Disappointed

I’m disappointed. In April I wrote a post about my entry for the Carrefour Européen du Patchwork. Well, I’ve done quite a lot of work on it, and I’m pleased with it, but unfortunately I’m not going to get it finished for the 26 June deadline. There are two main reasons for this: first, I chose to handquilt the piece and it’s taking a very long time indeed. Second, I’ve been inundated with work. The work will diminish towards the end of the month, but that’s too late.

So, what have I learned? The theme for the CE du Patchwork was announced in March, and if you have what is pretty much a full time job then you’re not going to have time to handquilt a fairly substantial piece of work in 3 months. If I do this again I’ll have to take this factor into account much more carefully in planning the work. Also, I probably spent a bit too much time in sampling; perhaps I could have compressed this into a shorter period to allow more time for the making (although I think it’s risky to skimp on sampling time). Finally, I think I’ve learned that I’m going to have to plan ahead much more carefully so that I can achieve what is possible. And what is possible, frankly, may not be much at all given that I have to earn a living.

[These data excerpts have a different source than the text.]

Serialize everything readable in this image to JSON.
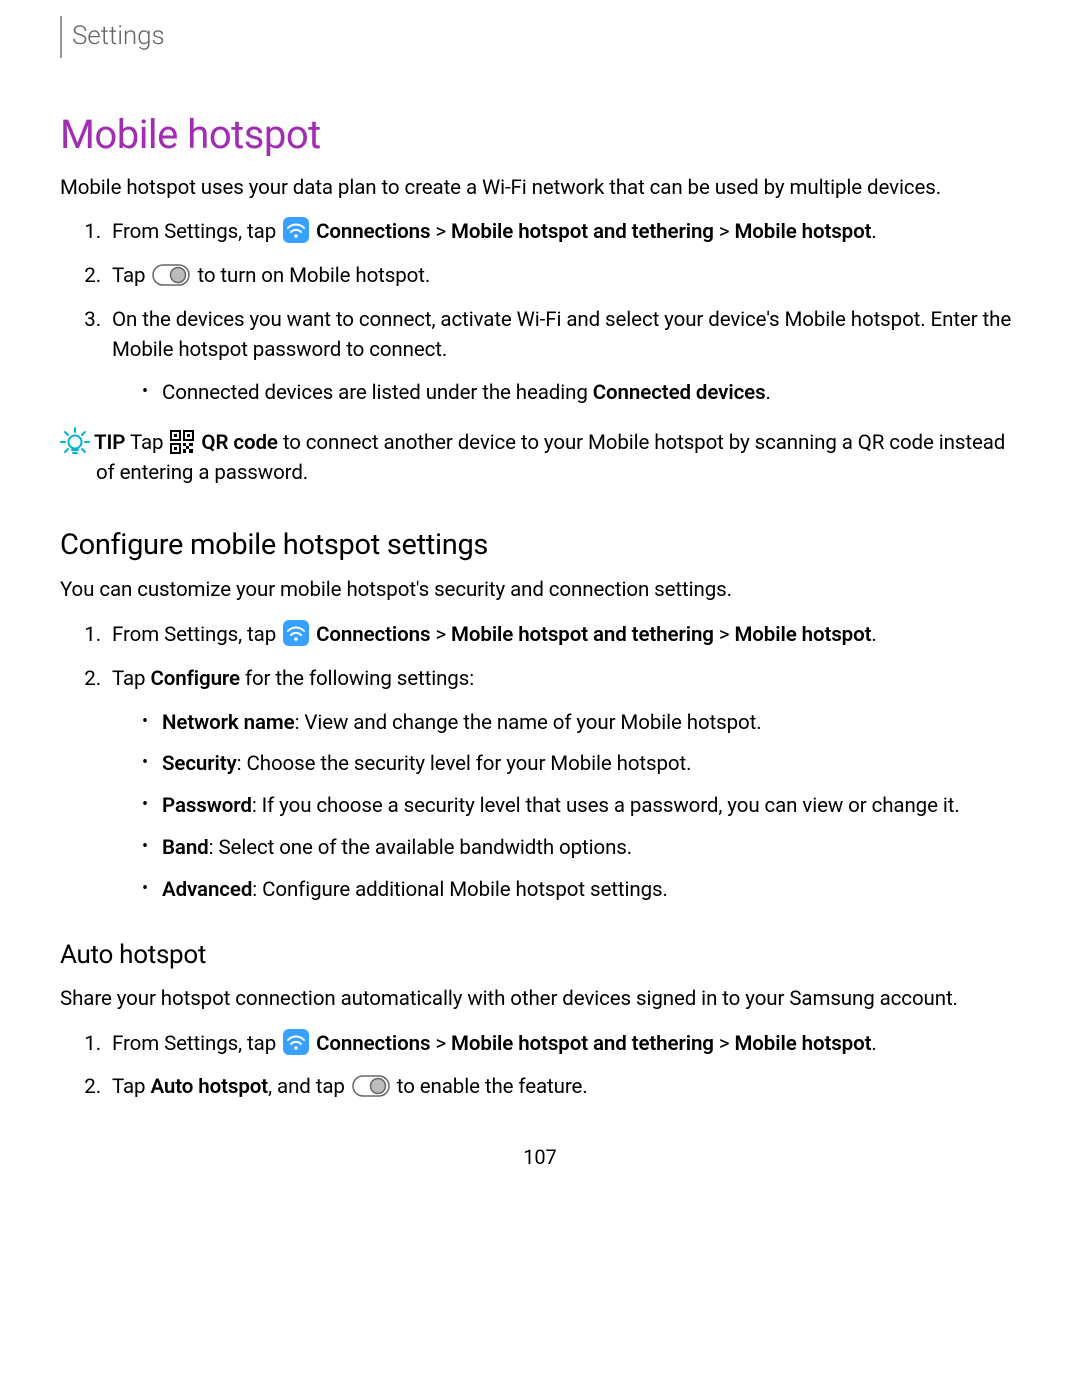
{
  "breadcrumb": "Settings",
  "page_number": "107",
  "colors": {
    "heading": "#a32cb4",
    "tip_icon": "#00b3d4",
    "conn_icon_bg": "#38a0ff"
  },
  "section": {
    "title": "Mobile hotspot",
    "intro": "Mobile hotspot uses your data plan to create a Wi-Fi network that can be used by multiple devices.",
    "steps": {
      "s1_pre": "From Settings, tap ",
      "s1_conn": "Connections",
      "s1_sep1": " > ",
      "s1_mht": "Mobile hotspot and tethering",
      "s1_sep2": " > ",
      "s1_mh": "Mobile hotspot",
      "s1_end": ".",
      "s2_pre": "Tap ",
      "s2_post": " to turn on Mobile hotspot.",
      "s3_text": "On the devices you want to connect, activate Wi-Fi and select your device's Mobile hotspot. Enter the Mobile hotspot password to connect.",
      "s3_bullet_pre": "Connected devices are listed under the heading ",
      "s3_bullet_bold": "Connected devices",
      "s3_bullet_end": "."
    },
    "tip": {
      "label": "TIP",
      "pre": "  Tap ",
      "qr_bold": "QR code",
      "post": " to connect another device to your Mobile hotspot by scanning a QR code instead of entering a password."
    },
    "configure": {
      "title": "Configure mobile hotspot settings",
      "intro": "You can customize your mobile hotspot's security and connection settings.",
      "s1_pre": "From Settings, tap ",
      "s1_conn": "Connections",
      "s1_sep1": " > ",
      "s1_mht": "Mobile hotspot and tethering",
      "s1_sep2": " > ",
      "s1_mh": "Mobile hotspot",
      "s1_end": ".",
      "s2_pre": "Tap ",
      "s2_bold": "Configure",
      "s2_post": " for the following settings:",
      "opts": {
        "net_label": "Network name",
        "net_text": ": View and change the name of your Mobile hotspot.",
        "sec_label": "Security",
        "sec_text": ": Choose the security level for your Mobile hotspot.",
        "pwd_label": "Password",
        "pwd_text": ": If you choose a security level that uses a password, you can view or change it.",
        "band_label": "Band",
        "band_text": ": Select one of the available bandwidth options.",
        "adv_label": "Advanced",
        "adv_text": ": Configure additional Mobile hotspot settings."
      }
    },
    "auto": {
      "title": "Auto hotspot",
      "intro": "Share your hotspot connection automatically with other devices signed in to your Samsung account.",
      "s1_pre": "From Settings, tap ",
      "s1_conn": "Connections",
      "s1_sep1": " > ",
      "s1_mht": "Mobile hotspot and tethering",
      "s1_sep2": " > ",
      "s1_mh": "Mobile hotspot",
      "s1_end": ".",
      "s2_pre": "Tap ",
      "s2_bold": "Auto hotspot",
      "s2_mid": ", and tap ",
      "s2_post": " to enable the feature."
    }
  }
}
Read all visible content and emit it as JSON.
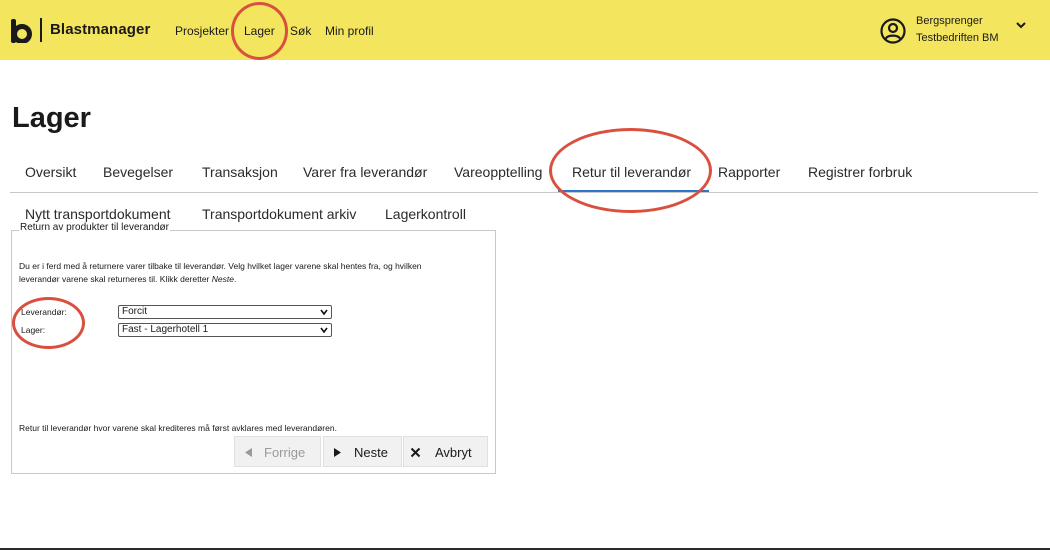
{
  "header": {
    "brand": "Blastmanager",
    "nav": [
      {
        "label": "Prosjekter"
      },
      {
        "label": "Lager"
      },
      {
        "label": "Søk"
      },
      {
        "label": "Min profil"
      }
    ],
    "user": {
      "name": "Bergsprenger",
      "company": "Testbedriften BM"
    },
    "icons": [
      "blastmanager-logo-icon",
      "user-avatar-icon",
      "chevron-down-icon"
    ]
  },
  "page": {
    "title": "Lager"
  },
  "tabs": [
    {
      "label": "Oversikt"
    },
    {
      "label": "Bevegelser"
    },
    {
      "label": "Transaksjon"
    },
    {
      "label": "Varer fra leverandør"
    },
    {
      "label": "Vareopptelling"
    },
    {
      "label": "Retur til leverandør",
      "active": true
    },
    {
      "label": "Rapporter"
    },
    {
      "label": "Registrer forbruk"
    }
  ],
  "subtabs": [
    {
      "label": "Nytt transportdokument"
    },
    {
      "label": "Transportdokument arkiv"
    },
    {
      "label": "Lagerkontroll"
    }
  ],
  "panel": {
    "legend": "Return av produkter til leverandør",
    "intro_line1": "Du er i ferd med å returnere varer tilbake til leverandør. Velg hvilket lager varene skal hentes fra, og hvilken",
    "intro_line2_prefix": "leverandør varene skal returneres til. Klikk deretter ",
    "intro_line2_em": "Neste",
    "intro_line2_suffix": ".",
    "supplier": {
      "label": "Leverandør:",
      "value": "Forcit"
    },
    "warehouse": {
      "label": "Lager:",
      "value": "Fast - Lagerhotell 1"
    },
    "note": "Retur til leverandør hvor varene skal krediteres må først avklares med leverandøren.",
    "buttons": {
      "previous": "Forrige",
      "next": "Neste",
      "cancel": "Avbryt"
    }
  },
  "colors": {
    "header_bg": "#f4e55e",
    "active_tab": "#2e74c9",
    "annotation": "#d9503f"
  }
}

I’m feeling rather despondent about all of this. There seems to be so little time to do the things I want to do. Mostly, I’m quite stoical about the need to work and earn cash. At one stage in my life, as I saw people a few years older than me taking early retirement at not much more than 50 years old, I hoped that I’d be able to knock off work while I was still young enough to enjoy myself. However, early retirement is no longer a reality for most of us, and we’ve just got to accept that. It’s going to be even more difficult for our children’s generation. So what to do? Well, I think the objective has to be to establish some kind of balance between working for a living and doing the things I want to do. I do too much of the former and not enough of the latter. I’ve been talking about this for years, but have made little progress in achieving the balance. I keep thinking that once I get through my current workload then I’ll sit down and reappraise things and try to achieve some of that elusive balance. Trouble is, I never actually get to the end of my current workload.  I’m a hamster in a wheel… going far too fast in apparently perpetual motion. Sigh.